Forward by Justin Hartford
Sometimes, hearing about what someone else has experienced is not easy to stomach. This PigTale, submitted by a girl named Tierney, was that way for me for a few reasons. For starters, this is a story about someone who left the faith that I profess and believe in my heart to be truth. Reading this instantly puts me in a place where I have to pick a side and possibly even get defensive about my own beliefs. That is not very comfortable.
I am also aware that ChristianPig's current audience is primarily comprised of Christians that may get offended by the sentiments and the language used by the author. Part of me is worried about what might happen after sharing such a publication to such an audience. What might happen to our viewership or to our image? Regardless, we will stay true to our mission. This is not a website solely focused on conservative Christianity in the same way this is not a website centered around leaving Christianity. If we want to truly represent a multitude of perspectives, one like this would naturally come up, and we would be liars if we chose to hide it.

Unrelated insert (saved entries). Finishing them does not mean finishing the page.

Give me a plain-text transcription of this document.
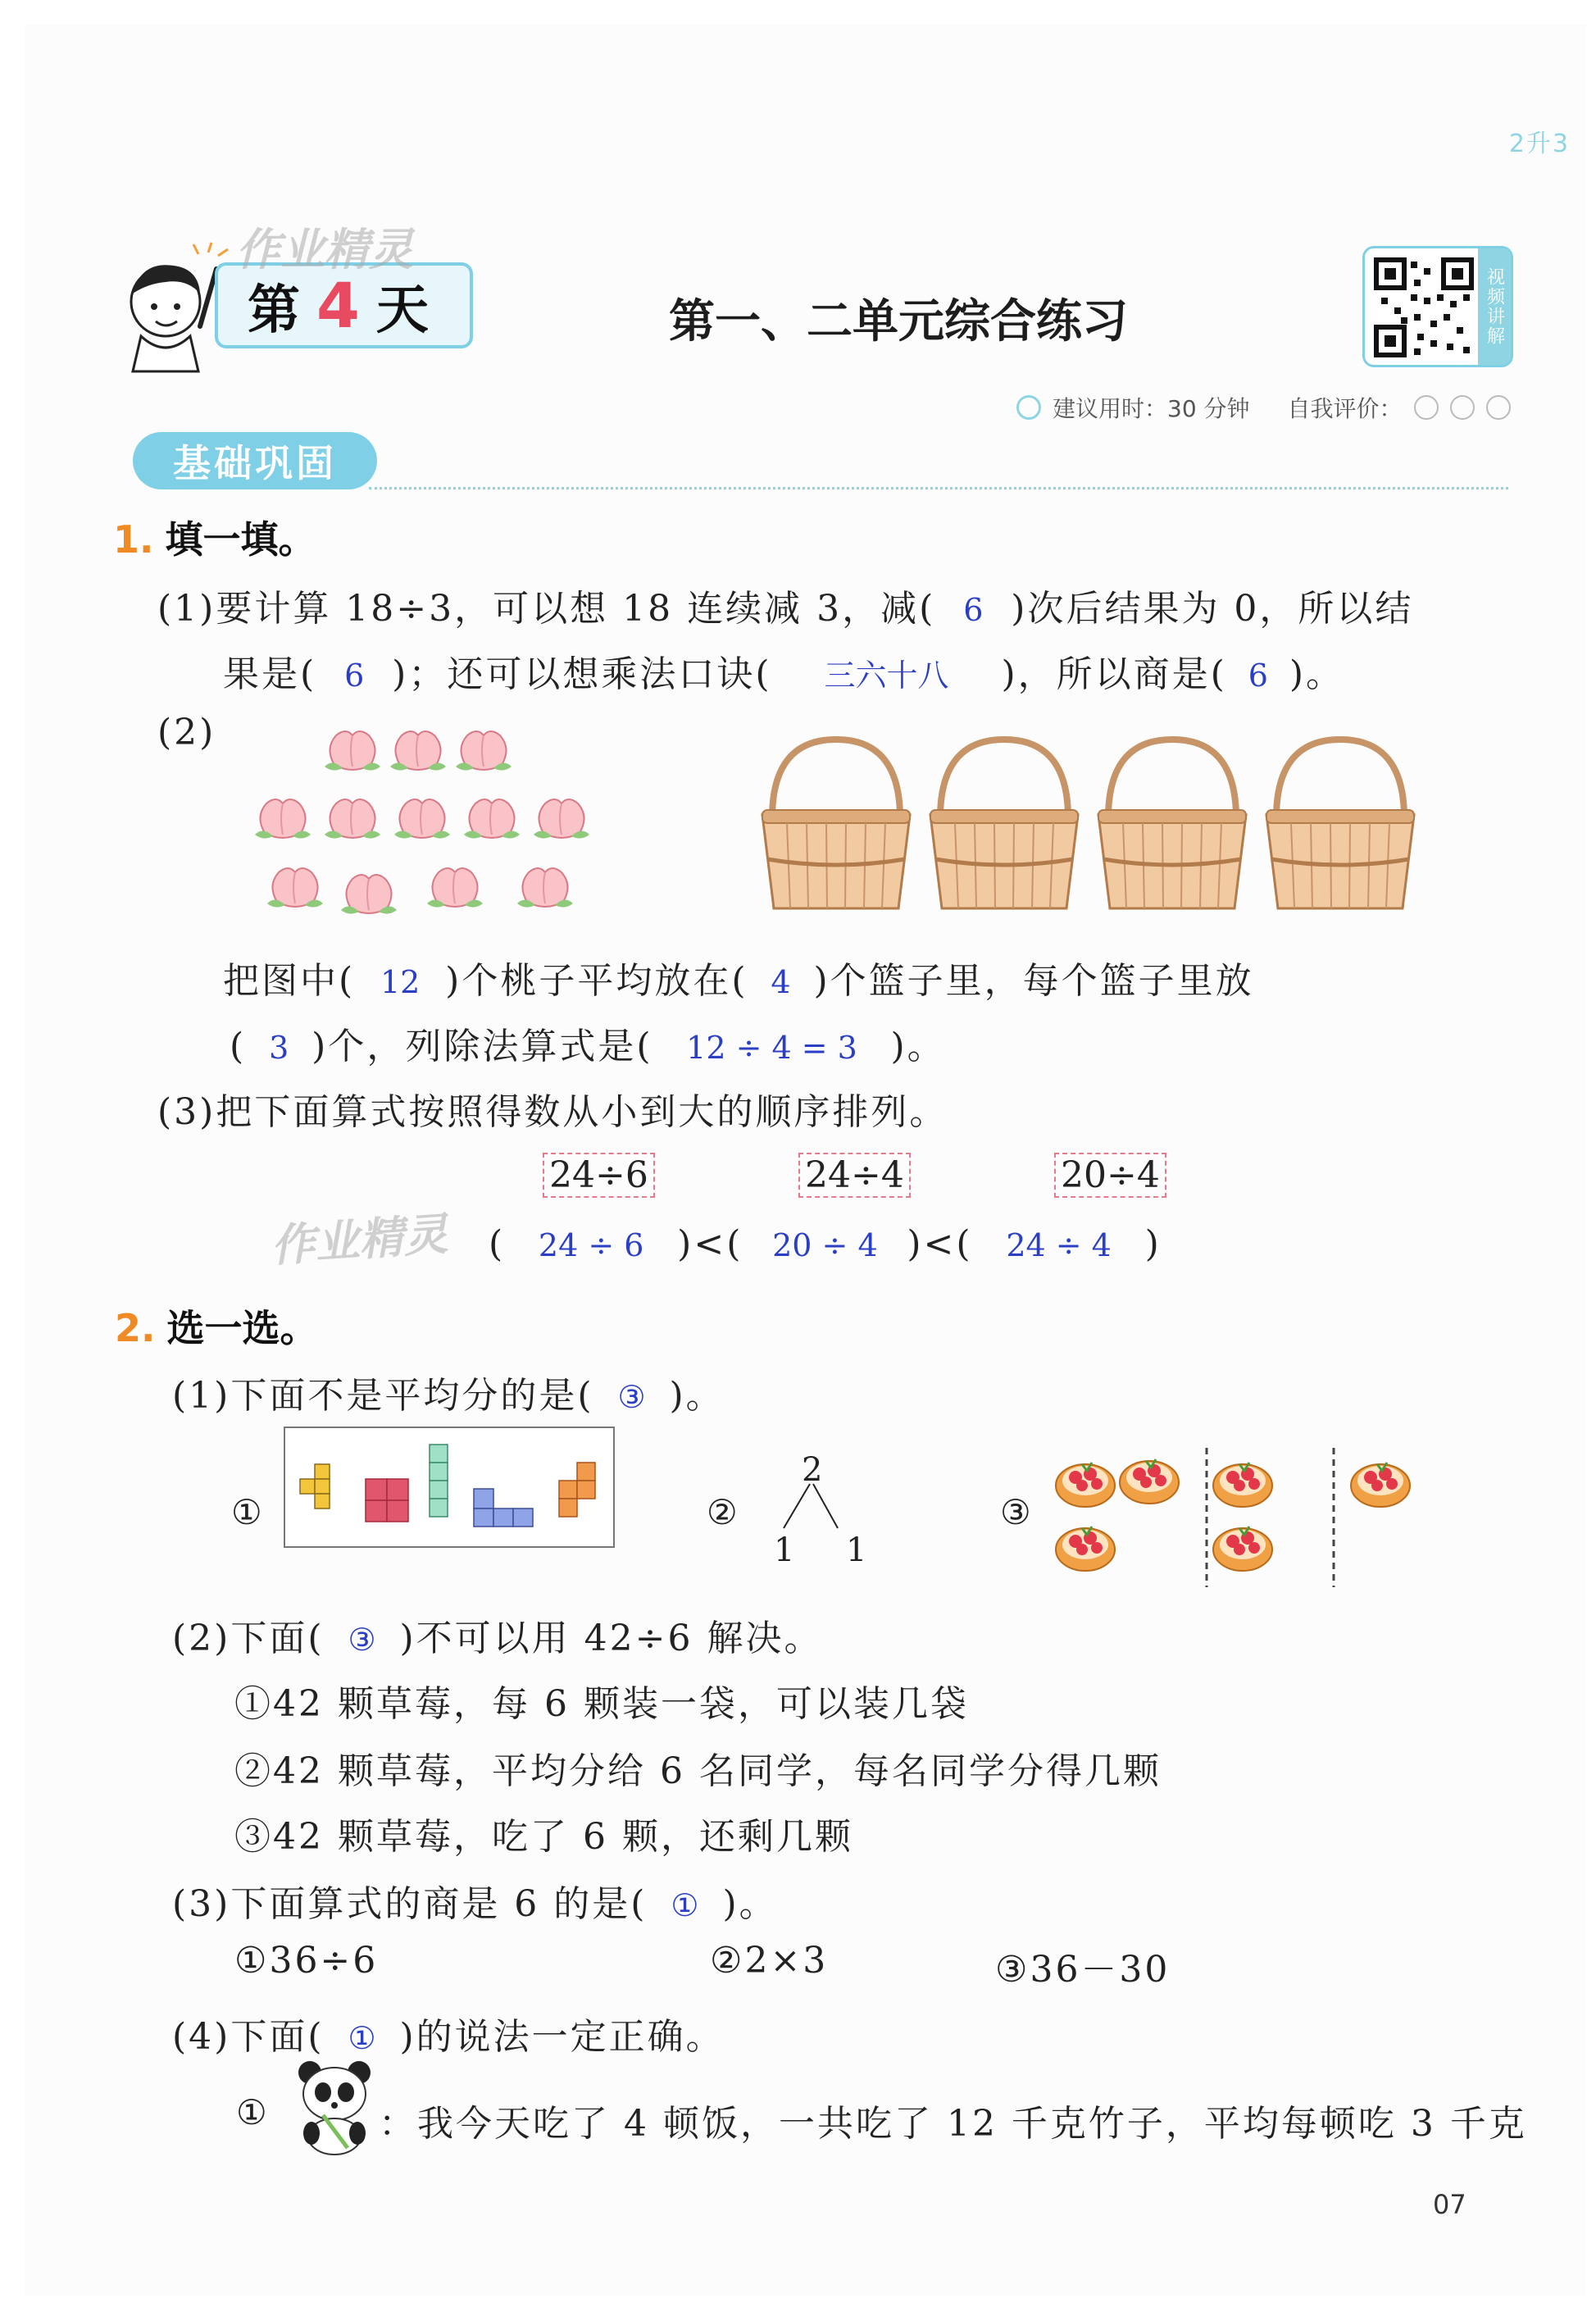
2升3
第 4 天
作业精灵
第一、二单元综合练习	视频讲解
建议用时：30 分钟 自我评价：
基础巩固
1. 填一填。
(1)要计算 18÷3，可以想 18 连续减 3，减( 6 )次后结果为 0，所以结
果是( 6 )；还可以想乘法口诀( 三六十八 )，所以商是( 6 )。
(2)
把图中( 12 )个桃子平均放在( 4 )个篮子里，每个篮子里放
( 3 )个，列除法算式是( 12 ÷ 4 = 3 )。
(3)把下面算式按照得数从小到大的顺序排列。
24÷6	24÷4	20÷4
作业精灵 ( 24 ÷ 6 )<( 20 ÷ 4 )<( 24 ÷ 4 )
2. 选一选。
(1)下面不是平均分的是( ③ )。
①	②
2
1 1
③
(2)下面( ③ )不可以用 42÷6 解决。
①42 颗草莓，每 6 颗装一袋，可以装几袋
②42 颗草莓，平均分给 6 名同学，每名同学分得几颗
③42 颗草莓，吃了 6 颗，还剩几颗
(3)下面算式的商是 6 的是( ① )。
①36÷6	②2×3	③36－30
(4)下面( ① )的说法一定正确。
①	：我今天吃了 4 顿饭，一共吃了 12 千克竹子，平均每顿吃 3 千克
07
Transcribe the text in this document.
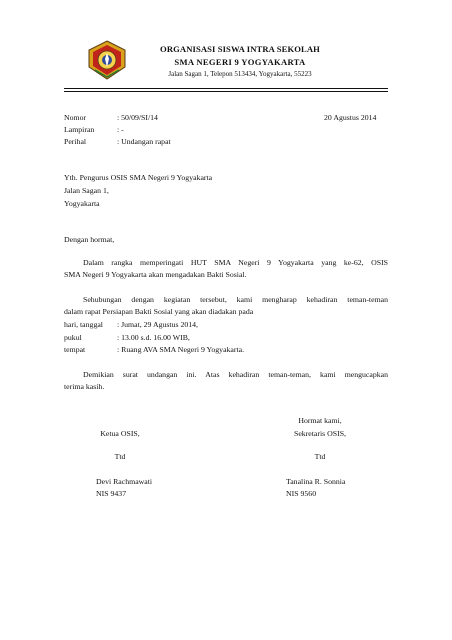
ORGANISASI SISWA INTRA SEKOLAH
SMA NEGERI 9 YOGYAKARTA
Jalan Sagan 1, Telepon 513434, Yogyakarta, 55223
Nomor	: 50/09/SI/14	20 Agustus 2014
Lampiran	: -
Perihal	: Undangan rapat
Yth. Pengurus OSIS SMA Negeri 9 Yogyakarta
Jalan Sagan 1,
Yogyakarta
Dengan hormat,
Dalam rangka memperingati HUT SMA Negeri 9 Yogyakarta yang ke-62, OSIS
SMA Negeri 9 Yogyakarta akan mengadakan Bakti Sosial.
Sehubungan dengan kegiatan tersebut, kami mengharap kehadiran teman-teman
dalam rapat Persiapan Bakti Sosial yang akan diadakan pada
hari, tanggal : Jumat, 29 Agustus 2014,
pukul	: 13.00 s.d. 16.00 WIB,
tempat	: Ruang AVA SMA Negeri 9 Yogyakarta.
Demikian surat undangan ini. Atas kehadiran teman-teman, kami mengucapkan
terima kasih.
Hormat kami,
Ketua OSIS,	Sekretaris OSIS,
Ttd	Ttd
Devi Rachmawati	Tanalina R. Sonnia
NIS 9437	NIS 9560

A quick note to Christians:
This is an opportunity for you and me to actually live out what we say we believe in. Whether or not you can relate with the part of Christianity that Tierney talks about, evaluate your own heart and remember Jesus before making decisions to lash out defensively. I may be puffing this up unnecessarily, but I know that our first reaction is to cling to our tribe and reject outsiders like a bunch of baboons. No dung slinging ya bunch of animals. Play nice. Smiley face.
Hi there. My name is Tierney. Chances are we have no clue about the existence of one another until now and that's the cool thing about being alive. It's not just you. This brings me to this writing which is about the time I first realized I wasn't going to be a Christian anymore.
It was a couple weeks into my first semester of college. I hadn't really seen my first erect penis yet. Obviously, the best was yet to come. At this time, I was fresh off the boat from Masters Commission and man did I have a fire for God. If you've never heard of Masters Commission, it's a nine month discipleship program. Like the Peace Corps for Christians. You spend most of your day serving, learning, praying, walking around Dallas at 5am in below freezing temps playing a sick, sick knock off of the Amazing Race. You know, normal Jesus stuff. I learned so much about grace during my time in Masters. From watching a lot of people who are important to me be betrayed by a famous televangelist (Jim Bakker cough cough) and silently walk away without destroying him to watching a girl return from Christmas break pregnant and our Pastor sitting her on a chair and honoring her instead of condemning her. She finished out the year with us too. Those images of grace easily bring me to tears and will never escape me.
Back to my first semester.
I was singing on a worship team when I decided to run for Freshman Senator. A highly coveted bullshit position in student government that only 4 lucky freshman got to hold. Everyone was passing out candy. I thought to myself, "If I were a college student surrounded by absurd amounts of free pussy and dick, candy is the least of my wants." So I went to Walmart and bought hundreds of condoms. The good kind. Threw some magnums in there and some ribbed, for her pleasure, and non-latex for the losers who weren't gonna get laid anyways.
After my first day of passing out condoms and chanting "Vote for TBOMB, grab a CON-dom" between classes, I was immediately kicked off the worship team. The worship leader came to my dorm room with his bible, and had a short disagreement with me about not being of this world and kicked me off. A part of me knew this would happen. I remember praying about this before doing it, and feeling absolutely zero convictions about it.
I won one of the freshman senator spots, and gave the leftover condoms to some incredibly attractive frat guys who would later become some of my good friends. I would end up even wearing their letters one day. However, it was in this moment I realized a couple of things. I first realized my personal relationship with God doesn't align with standard American Christianity. This broke my heart a bit. A lot of who I was at the time was built around community with other believers. However, being that I hadn't seen my first real live erect penis yet, I still had so much life to experience, as well as experiences with other people and how they live their lives. All those experiences would shape me into the person I am now. At the time, it felt like the worst place to be spiritually, emotionally, and physically.
I also realized standard American Christianity doesn't care about people, they care about what people do. There's always the argument of "I disagree or I don't condone it, but I still love them". I find that incredibly annoying. Love is the only thing you're called to do. It should always start and end there. The more I began to disagree with a lot of fundamental standard American Christianity beliefs, the more I moved further and further away from Christianity as a whole.
The best thing that did come from this is that for the absolute first time, I realized the true beauty in being vulnerable. I never would have developed those friendships, or won freshman senator, or had a dope story to blog about if I wouldn't have bought those condoms. See, condoms do change lives.
Thanks for reading and remember to always practice safe sex. Except if you're by yourself. In that case - go nuts.